College prepares you for the rest of your life.

Not only does it provide you with exponential knowledge on a variety of subjects, it teaches you how to think about, and interact with, the world you live in.

According to Forbes, 60% of college graduates can’t find a full-time job in the field they majored in. In this day and age, undergraduate training in one field of study may not be enough for employers and graduate schools to consider you a worthy candidate.

An increasing number of students from all across the country are creating their own major, a term known as individualized or integrative study, to cater to their specific academic interests and post-college goals.

Individualized study allows for extensive ownership over your education. Jake Boyle, a senior in the Johnston Center for Integrative Studies at the University of Redlands, explains, “(Integrative study) allowed me to dictate the structure of my education to fit the way I learn.”

Whitney Washington, another senior who created her own major, adds to Boyle’s comment, “It stresses methodology over concrete results and developed my frame of reference, the way in which I approach things. It’s more about how I look at things rather than what I look at.”

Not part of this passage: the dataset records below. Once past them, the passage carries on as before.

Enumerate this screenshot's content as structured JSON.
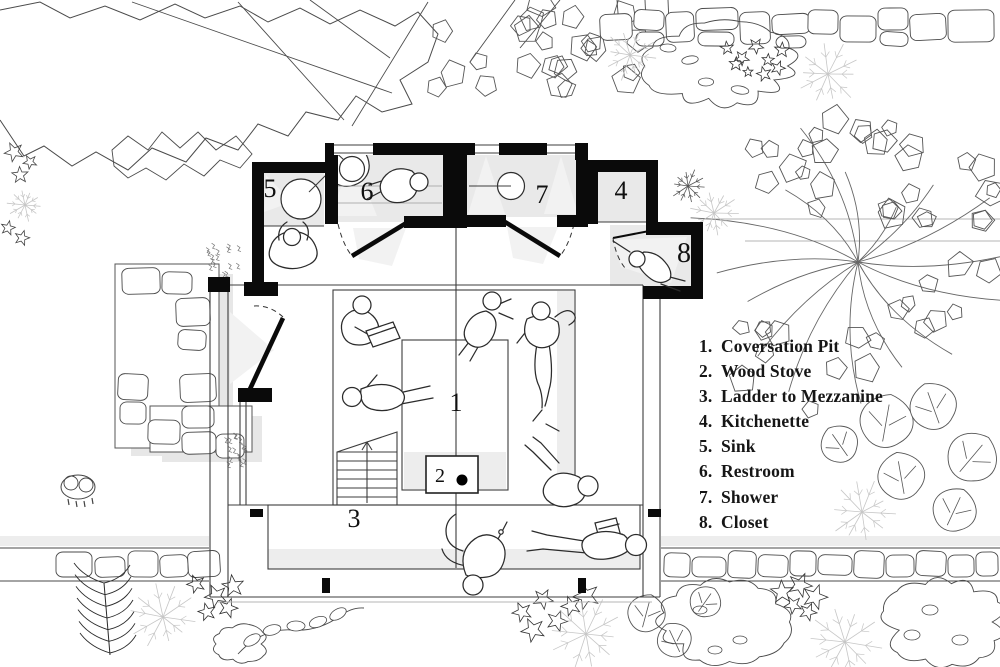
{
  "title": "Cabin floor plan",
  "legend": {
    "items": [
      {
        "num": "1.",
        "label": "Coversation Pit"
      },
      {
        "num": "2.",
        "label": "Wood Stove"
      },
      {
        "num": "3.",
        "label": "Ladder to Mezzanine"
      },
      {
        "num": "4.",
        "label": "Kitchenette"
      },
      {
        "num": "5.",
        "label": "Sink"
      },
      {
        "num": "6.",
        "label": "Restroom"
      },
      {
        "num": "7.",
        "label": "Shower"
      },
      {
        "num": "8.",
        "label": "Closet"
      }
    ]
  },
  "plan": {
    "room_numbers": [
      "1",
      "2",
      "3",
      "4",
      "5",
      "6",
      "7",
      "8"
    ]
  },
  "colors": {
    "ink": "#1a1a1a",
    "wall": "#0a0a0a",
    "room_fill": "#e9e9e9",
    "shade_band": "#ededed",
    "thin_line": "#3c3c3c",
    "terrain_line": "#b5b5b5",
    "light_fan": "#f2f2f2",
    "foliage_line": "#555555",
    "light_foliage": "#c6c6c6",
    "background": "#ffffff"
  }
}
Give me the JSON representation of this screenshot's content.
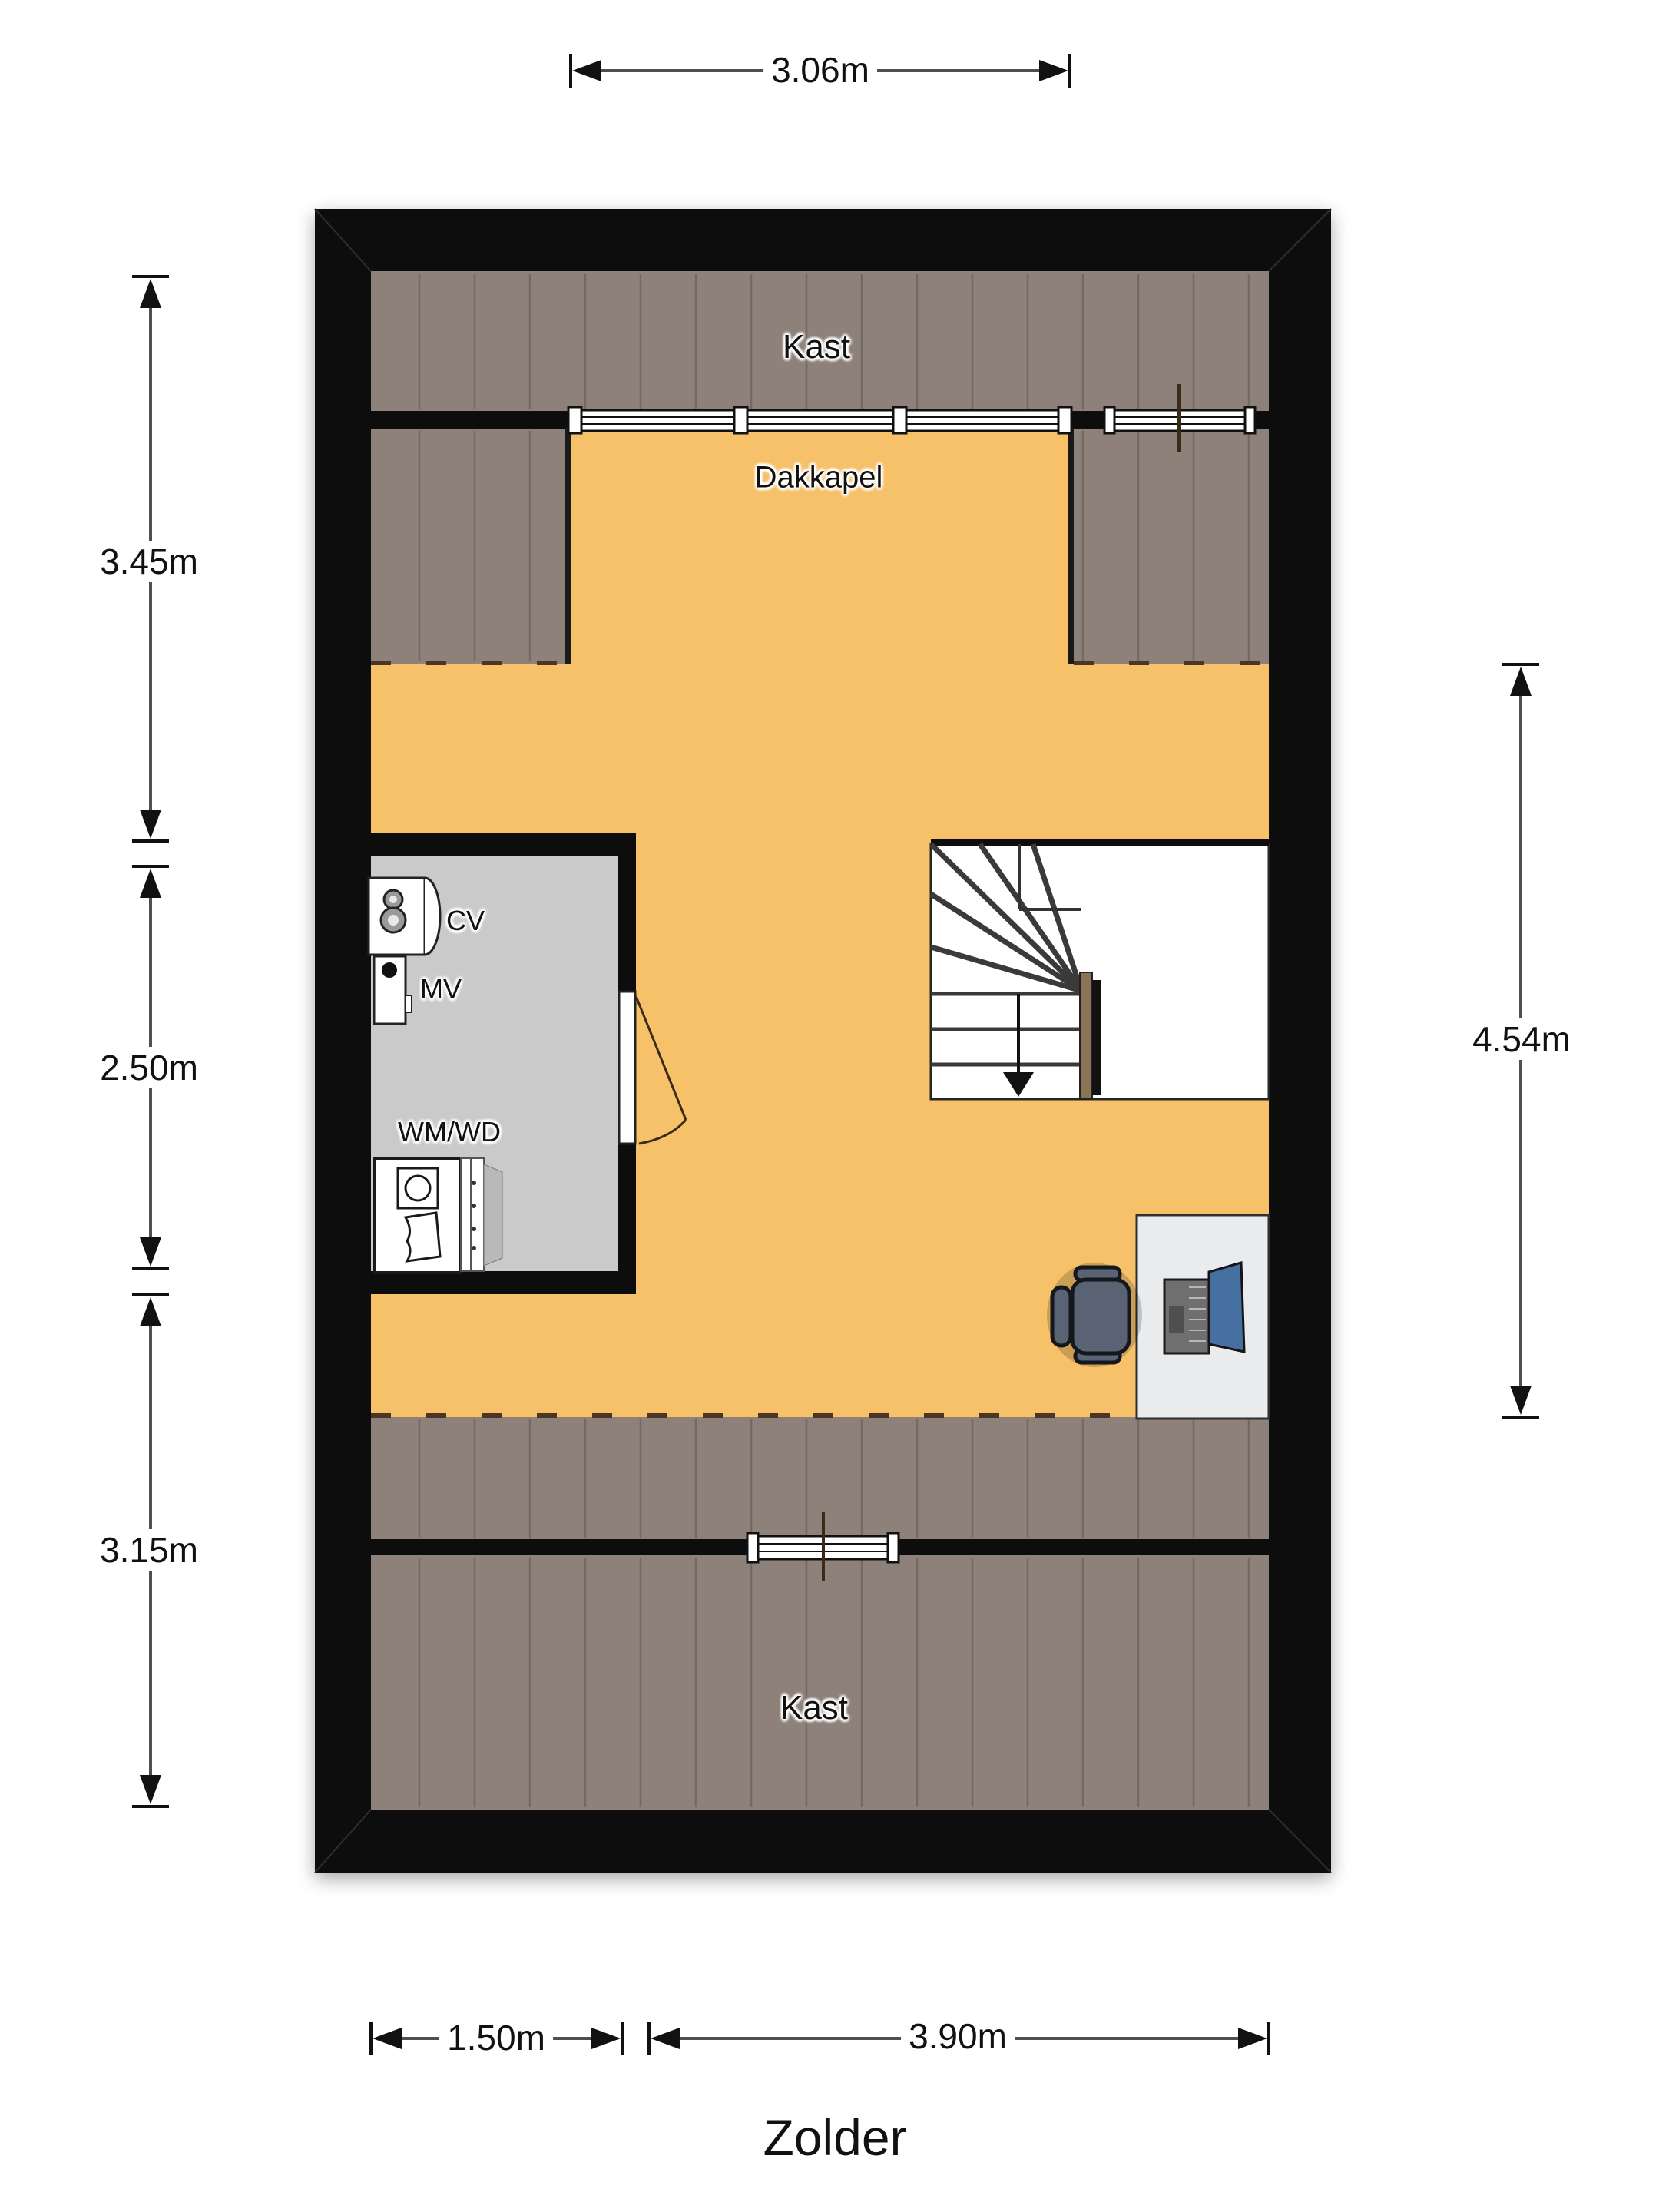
{
  "title": "Zolder",
  "room_labels": {
    "kast_top": "Kast",
    "dakkapel": "Dakkapel",
    "cv": "CV",
    "mv": "MV",
    "wm_wd": "WM/WD",
    "kast_bottom": "Kast"
  },
  "dimensions": {
    "top_width": "3.06m",
    "left_upper": "3.45m",
    "left_middle": "2.50m",
    "left_lower": "3.15m",
    "right_height": "4.54m",
    "bottom_left_width": "1.50m",
    "bottom_right_width": "3.90m"
  },
  "icons": {
    "stairs_down_arrow": "▼",
    "dimension_arrows": "◀ ▶",
    "cv_boiler": "keyhole-two-circles",
    "mv_vent": "black-dot",
    "washing_machine": "square-with-drum-circle",
    "laundry_basket": "wavy-basket",
    "laptop": "open-laptop-top-view",
    "office_chair": "swivel-chair-top-view",
    "door_swing": "door-leaf-with-quarter-arc",
    "window": "triple-line-frame"
  },
  "colors": {
    "wall": "#0d0d0d",
    "floor": "#f6c169",
    "roof": "#8d8179",
    "roofline": "#746a63",
    "techroom": "#cacaca",
    "dash": "#4a3526",
    "dimline": "#4f4f4f",
    "dimarrow": "#111111",
    "desk": "#e9ebed",
    "screen": "#46709f",
    "laptop": "#6f6f6f",
    "chair": "#5a6374",
    "newel": "#8b7355"
  }
}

Early on in college, you develop a contract or general plan of study with a variety of faculty to establish what it is you want to be an expert in by the time you graduate. You can take courses in multiple, already established fields of study and in some cases, work with a faculty member to create a class that’s more specific to your concentration. Some examples of created majors include combinations of biology and anthropology, environmental studies and international relations, nonprofit developing and programming, and American history from literary, philosophical, and cultural perspectives.

While there’s some skepticism surrounding do-it-yourself majors due to their ambiguity or specificity in degree, many believe that employers and graduate schools admire students who have taken on the responsibility. Seattle University, Boston College, and Amherst College, to name a few, all offer programs of integrative study.

Denise Davis, the assistant director of the Johnston Center for Integrative studies at Redlands, says, “Faculty in graduate programs are looking for students who have a strong work ethic, think critically, and demonstrate an ability to focus intensively on their academic passions.”

It’s clear that employers also value this type of “experiential learning” and outside-the-box approach. MaryBeth Brown, a 2010 graduate from the University of Redlands with an individualized degree in Arts Administration, got her dream job as a public art project manager for the DC Arts Commission, explaining that if she hadn’t developed her own major, “I would’ve been an Art History major, which is a very singular way of looking at art.”

According to the College Board, 900 colleges and universities nationwide host a program for individualized study. If you have a clear focus of what you’re passionate about and don’t want to settle for one field of study or another, look into creating your own major.

Simone Larson is a senior at the University of Redlands studying sociology, anthropology, and creative writing. She enjoys live music, bike rides, and watermelon gum.